General Sessions Paper
In support of this view, my work offers linguistic evidence that the Northern Khmer dialect is likely to be more conservative than dialects in the south. In other words, the Khmer Surin are speakers of an older dialect of Khmer.
This leads us, more generally, to the question of subgrouping. Among the three major dialects of Khmer, namely Central Khmer, Southern Khmer, and Northern Khmer there is limited mutual intelligibility, which indicates a need for further subgrouping. By identifying specific innovations in speech, I propose that the southern dialects sub-group together based on a pattern of phonological reduction they share that excludes Northern Khmer.
NK CK SK
([khmɛɪ.r(ə)]) ([khmaj] [khmeː])
Using Central and Southern Khmer corpus data from Minh (1996) as a guide, I collected data from speakers of Northern Khmer in the Surin province of Thailand. I looked at 60 comparable lexical forms from the three dialects, and targeted word structures in which there was a tendency toward reduction. One example is in the pronunciation of the word ‘Khmer’ ខ្មែរ (see above). Note the presence of rhoticity in Northern Khmer, which has been lost in the southern dialects.
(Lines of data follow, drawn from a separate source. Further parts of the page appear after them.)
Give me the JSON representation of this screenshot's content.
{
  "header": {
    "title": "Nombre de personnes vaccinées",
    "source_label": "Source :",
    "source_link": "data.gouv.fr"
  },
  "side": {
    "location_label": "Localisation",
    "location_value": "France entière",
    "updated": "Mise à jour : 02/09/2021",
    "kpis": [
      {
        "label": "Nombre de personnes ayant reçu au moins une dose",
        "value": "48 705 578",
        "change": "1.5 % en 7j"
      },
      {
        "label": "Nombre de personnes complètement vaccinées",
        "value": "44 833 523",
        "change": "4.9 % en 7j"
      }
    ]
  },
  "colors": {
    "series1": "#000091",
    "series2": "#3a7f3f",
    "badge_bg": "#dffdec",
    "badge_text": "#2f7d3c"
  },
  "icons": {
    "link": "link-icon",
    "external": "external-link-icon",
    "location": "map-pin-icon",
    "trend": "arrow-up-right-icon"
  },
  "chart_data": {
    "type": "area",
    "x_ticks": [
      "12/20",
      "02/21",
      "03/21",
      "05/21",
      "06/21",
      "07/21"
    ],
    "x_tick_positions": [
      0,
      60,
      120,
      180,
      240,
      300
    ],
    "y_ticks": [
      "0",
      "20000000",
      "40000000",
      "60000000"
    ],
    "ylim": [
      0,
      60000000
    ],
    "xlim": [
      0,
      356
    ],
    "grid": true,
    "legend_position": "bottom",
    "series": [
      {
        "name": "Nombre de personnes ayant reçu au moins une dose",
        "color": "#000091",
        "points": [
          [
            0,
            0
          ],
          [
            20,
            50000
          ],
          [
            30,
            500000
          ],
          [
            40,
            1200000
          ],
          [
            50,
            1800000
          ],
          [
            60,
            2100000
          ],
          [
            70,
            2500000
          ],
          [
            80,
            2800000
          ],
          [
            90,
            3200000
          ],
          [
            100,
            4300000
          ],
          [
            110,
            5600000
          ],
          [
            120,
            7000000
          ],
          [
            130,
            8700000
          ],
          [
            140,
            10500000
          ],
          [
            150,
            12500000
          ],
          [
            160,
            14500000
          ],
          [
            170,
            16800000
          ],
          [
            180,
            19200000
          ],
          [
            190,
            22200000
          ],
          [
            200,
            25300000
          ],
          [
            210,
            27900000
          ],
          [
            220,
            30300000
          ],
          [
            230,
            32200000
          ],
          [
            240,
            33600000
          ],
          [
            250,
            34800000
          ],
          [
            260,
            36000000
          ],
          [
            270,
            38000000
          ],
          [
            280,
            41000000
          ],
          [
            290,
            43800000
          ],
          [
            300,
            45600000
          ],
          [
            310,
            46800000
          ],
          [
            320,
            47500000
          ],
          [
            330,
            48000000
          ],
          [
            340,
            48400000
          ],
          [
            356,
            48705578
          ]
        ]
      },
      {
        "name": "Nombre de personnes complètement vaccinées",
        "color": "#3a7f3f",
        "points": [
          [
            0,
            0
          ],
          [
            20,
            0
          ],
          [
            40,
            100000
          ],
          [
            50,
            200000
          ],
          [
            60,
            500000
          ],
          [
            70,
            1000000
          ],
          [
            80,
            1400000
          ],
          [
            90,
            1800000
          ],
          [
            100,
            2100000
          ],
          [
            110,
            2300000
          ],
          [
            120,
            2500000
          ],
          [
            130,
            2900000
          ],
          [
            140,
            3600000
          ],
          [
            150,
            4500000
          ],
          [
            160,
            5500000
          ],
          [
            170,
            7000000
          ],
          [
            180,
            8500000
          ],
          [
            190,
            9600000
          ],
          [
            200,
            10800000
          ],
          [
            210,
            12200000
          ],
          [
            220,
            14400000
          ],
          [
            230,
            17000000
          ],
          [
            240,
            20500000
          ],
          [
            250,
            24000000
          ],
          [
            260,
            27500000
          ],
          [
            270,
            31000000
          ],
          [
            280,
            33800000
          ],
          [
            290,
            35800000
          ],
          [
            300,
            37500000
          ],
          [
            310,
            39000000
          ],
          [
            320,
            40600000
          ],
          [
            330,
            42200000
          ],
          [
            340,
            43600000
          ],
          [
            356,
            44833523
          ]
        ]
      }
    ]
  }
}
Based on the presence of the character ‘រ’ /r/ in the historical spelling of the word ខ្មែរ, we may deduce that the Northern Khmer dialect is likely to be the older form. Between Central and Southern Khmer there is a flattening of the diphthongal nucleus [aj] → [e:]. So, an incrementally stronger pattern of reduction in the Central and Southern dialects of Khmer presents itself in the data moving geographically southward, which suggests that these dialects together have been more innovative than Northern Khmer, with further differentiation between Central and Southern Khmer occurring.
Jenner, P. (1974). Observations on the Surin Dialect in Khmer. South-East Asian Linguistic Studies, Vol. 1(1), 61–74.
Minh, T. N. (1996). The phenomenon of monosyllabization in the Kiengiang dialect of Khmer. In The FISLL (pp. 1780–1797).